The Executive Branch issued a presidential proclamation establishing tax advantages in some communities near Mexico's northern border. The order took effect on January1, 2019 and is effective for the fiscal years 2019 and 2020. Under certain conditions, sales, leasing, and providing of services occurring on the northern border may be taxed at a lower VAT rate of 8%. This tax credit does not apply to the sale of intangible property or real estate.
VAT is a pass-through tax, which means that it is incurred by the final customer in any given supply chain. VAT paid by businesses on purchases and expenditures (including zero-rated purchases and expenses) may be offset against VAT collected from customers on sales or services given. VAT paid on purchases and expenses that exceeds VAT received from customers on sales may be reclaimed as positive VAT balances through a refund process (if requested, and if certain conditions are met).
Contributions to social security
Contributions to social security include those made to the Mexican Social Security Institute (Instituto Mexicano del Seguro Social, IMSS), the National Workers Housing Fund (Instituto del Fondo Nacional de la Vivienda para los Trabajadores, INFONAVIT), and the Workers Retirement Fund (Sistema de Ahorro para el Retiro, SAR).
Contributions to social security vary according to numerous criteria, including the number of employees, the employer's risk premium, and the services supplied by employees, and may account for between 25% and 35% of payroll costs.
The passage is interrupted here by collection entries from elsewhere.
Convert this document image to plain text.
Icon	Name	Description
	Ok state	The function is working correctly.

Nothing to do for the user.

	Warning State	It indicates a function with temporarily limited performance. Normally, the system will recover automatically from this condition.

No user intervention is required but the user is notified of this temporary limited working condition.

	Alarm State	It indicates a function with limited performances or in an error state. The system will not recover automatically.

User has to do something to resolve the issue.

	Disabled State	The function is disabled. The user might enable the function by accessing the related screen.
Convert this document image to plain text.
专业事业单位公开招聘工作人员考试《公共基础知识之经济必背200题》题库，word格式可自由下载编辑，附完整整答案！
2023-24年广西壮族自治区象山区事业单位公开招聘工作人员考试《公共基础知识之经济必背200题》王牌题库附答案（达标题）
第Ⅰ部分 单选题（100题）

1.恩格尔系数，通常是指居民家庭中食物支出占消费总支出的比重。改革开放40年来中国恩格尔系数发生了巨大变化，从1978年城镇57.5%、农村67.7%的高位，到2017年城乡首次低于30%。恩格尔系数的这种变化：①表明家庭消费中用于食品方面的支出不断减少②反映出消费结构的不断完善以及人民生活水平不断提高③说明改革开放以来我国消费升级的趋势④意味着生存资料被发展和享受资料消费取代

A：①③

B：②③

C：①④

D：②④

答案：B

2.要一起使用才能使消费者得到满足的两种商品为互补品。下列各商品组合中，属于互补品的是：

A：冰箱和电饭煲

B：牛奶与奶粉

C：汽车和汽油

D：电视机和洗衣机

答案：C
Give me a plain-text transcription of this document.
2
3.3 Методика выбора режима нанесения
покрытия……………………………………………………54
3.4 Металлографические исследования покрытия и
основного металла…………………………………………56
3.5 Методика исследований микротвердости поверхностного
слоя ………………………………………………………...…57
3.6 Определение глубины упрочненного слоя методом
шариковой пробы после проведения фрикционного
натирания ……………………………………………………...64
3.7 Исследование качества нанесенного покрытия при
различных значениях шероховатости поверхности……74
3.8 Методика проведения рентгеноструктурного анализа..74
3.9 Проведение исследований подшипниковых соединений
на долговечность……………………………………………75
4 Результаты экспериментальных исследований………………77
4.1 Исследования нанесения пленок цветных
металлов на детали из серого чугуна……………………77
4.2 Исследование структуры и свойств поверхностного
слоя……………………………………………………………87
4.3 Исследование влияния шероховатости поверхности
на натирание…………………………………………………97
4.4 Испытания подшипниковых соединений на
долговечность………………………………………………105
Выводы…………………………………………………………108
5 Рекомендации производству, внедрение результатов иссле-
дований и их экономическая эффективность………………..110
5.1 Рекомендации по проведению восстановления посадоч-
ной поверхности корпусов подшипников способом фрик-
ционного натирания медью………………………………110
Individuals or businesses importing products into Mexico must pay import taxes in addition to the applicable VAT and any applicable customs fees. The rate of taxation on imported goods is determined by the tariff classification number specified in the General Import and Export Taxes Law. Taxes on imports are not always applicable. Taxes and custom charges are set by the Customs Law based on the objective of the transaction. Import taxes, in principle, are applicable only to products imported under the definitive import regime. Numerous products are duty-free.
Mexico imposes a variety of excise taxes, the majority of which are governed by the Special Production and Services Tax Law. Excise taxes in Mexico are similar to VAT in that they are paid by the end user and apply solely to specific products. Excise taxes are levied on gasoline, diesel, alcoholic beverages, cigarettes, tobacco goods, energy drinks, and foods and beverages with a high calorie content. Gambling and raffles are both subject to excise taxes. Rates vary according to circumstance.